Ayberk’in uyarısının üzerine bunu elbette üstüne alınmayarak Buse bana dönüp konuştu. “E ne bu hal? Ben mi evleniyorum? Kızım hala duruyorsun git hazırlan çok işimiz var.” Kahvaltı yapmak gibi planlarım vardı ama içimdeki heyecandan dolayı bu plandan anında vazgeçtim ve koşarak odaya giderek hazırlanmaya başladım. “Kahvaltı yapacağız önce.” Seslerini hala duyarken ben hızlıca hazırlanmaya başladım. “Evleneceksin hala boğazını mı düşünüyorsun Göktürk?” Metehan, Ayberk’e sataşma fırsatını asla kaçırmazken Ayberk’in yüz ifadesini tahmin edebildiğim için sırıttım. “Boş boş konuşma karım aç kalmasın diye söylüyorum.” Daha evlenmemişken karım diyerek sahiplenişi kalbimiz ritmini şaşırtan ayrı bir olaydı, zaten heyecanlıydım ve bu adam da tuzu biberi oluyordu. “Yalnız daha evlenmediniz komutanım.” Oğuz’un sözlerinin üstüne Ayberk konuştuğunda sesinden sırıttığı belli oluyordu.

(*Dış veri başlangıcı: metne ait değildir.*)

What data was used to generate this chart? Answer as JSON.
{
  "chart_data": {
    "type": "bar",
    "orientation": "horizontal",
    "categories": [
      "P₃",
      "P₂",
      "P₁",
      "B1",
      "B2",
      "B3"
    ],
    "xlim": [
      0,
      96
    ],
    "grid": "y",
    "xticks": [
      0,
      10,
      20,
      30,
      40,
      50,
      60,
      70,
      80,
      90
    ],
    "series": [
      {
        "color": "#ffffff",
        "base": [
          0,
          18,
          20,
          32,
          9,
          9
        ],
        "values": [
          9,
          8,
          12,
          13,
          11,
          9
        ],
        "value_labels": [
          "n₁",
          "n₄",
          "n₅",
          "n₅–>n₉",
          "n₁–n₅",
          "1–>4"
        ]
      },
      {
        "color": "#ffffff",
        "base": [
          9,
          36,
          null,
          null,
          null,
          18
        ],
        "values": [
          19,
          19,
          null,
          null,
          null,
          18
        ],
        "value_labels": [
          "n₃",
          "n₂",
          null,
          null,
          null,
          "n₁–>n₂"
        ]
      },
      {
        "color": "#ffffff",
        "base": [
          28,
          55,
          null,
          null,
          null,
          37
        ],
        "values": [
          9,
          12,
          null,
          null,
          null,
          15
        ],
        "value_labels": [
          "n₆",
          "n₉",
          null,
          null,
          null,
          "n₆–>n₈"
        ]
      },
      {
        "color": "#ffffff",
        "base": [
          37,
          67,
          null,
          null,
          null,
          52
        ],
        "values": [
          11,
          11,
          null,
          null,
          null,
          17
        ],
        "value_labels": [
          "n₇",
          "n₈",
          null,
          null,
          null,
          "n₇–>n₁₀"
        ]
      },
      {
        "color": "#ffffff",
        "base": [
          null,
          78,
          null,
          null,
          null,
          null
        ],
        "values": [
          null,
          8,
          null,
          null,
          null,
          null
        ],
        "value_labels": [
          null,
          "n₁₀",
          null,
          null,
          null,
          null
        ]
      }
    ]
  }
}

“Ben Cahit albaydan kızı almışım şu saatten sonra atacağım bir imza.” Cahit albayın o gece Ayberk’e döktürdüğü ecel terleri aklıma geldikçe gülmeden edemiyordum zira helal olsun dediğim bir durumdu. “Gerçekten komutanım yani Cahit albaydan almayı başarmanız takdir edilesi.” Doğan’ın sözleriyle herkes gülerken Metehan karıştı araya. “Bu şükretsin Cahit albaydan aldı albay bunu zaten seviyor, Ali albay olacaktı ki o zaman rüyasında bile alamazdı.” Hepsi güldüğünde ben durdum yüzümde buruk bir tebessüm olduğunda yine babamın ve Göktuğ’un yokluğu vurduğunda derin bir nefes alıp içimdeki heyecana tutunarak hazırlanmaya devam ettim. “Komutanım haklı, Ali albay olacaktı.” Uraz nadiren bu sohbetlere dahil olurken konuşması dikkatimi çekerken sırıtmadan edemedim. Babamın yaşamasını ve Ayberk’e kök söktürmesini istediğini bildiğimden sırıttım ve gerçekten babam olsaydı sanırım beni rüyasında göremezdi bile. Ali albay sadece ailesine pamuk gibi adamdı ve konu sevdikleri olunca sınırsız bir adamdı Ayberk’i fena süründürürdü ama maalesef yoktu, bu da Ayberk’in bir şansı gibiydi.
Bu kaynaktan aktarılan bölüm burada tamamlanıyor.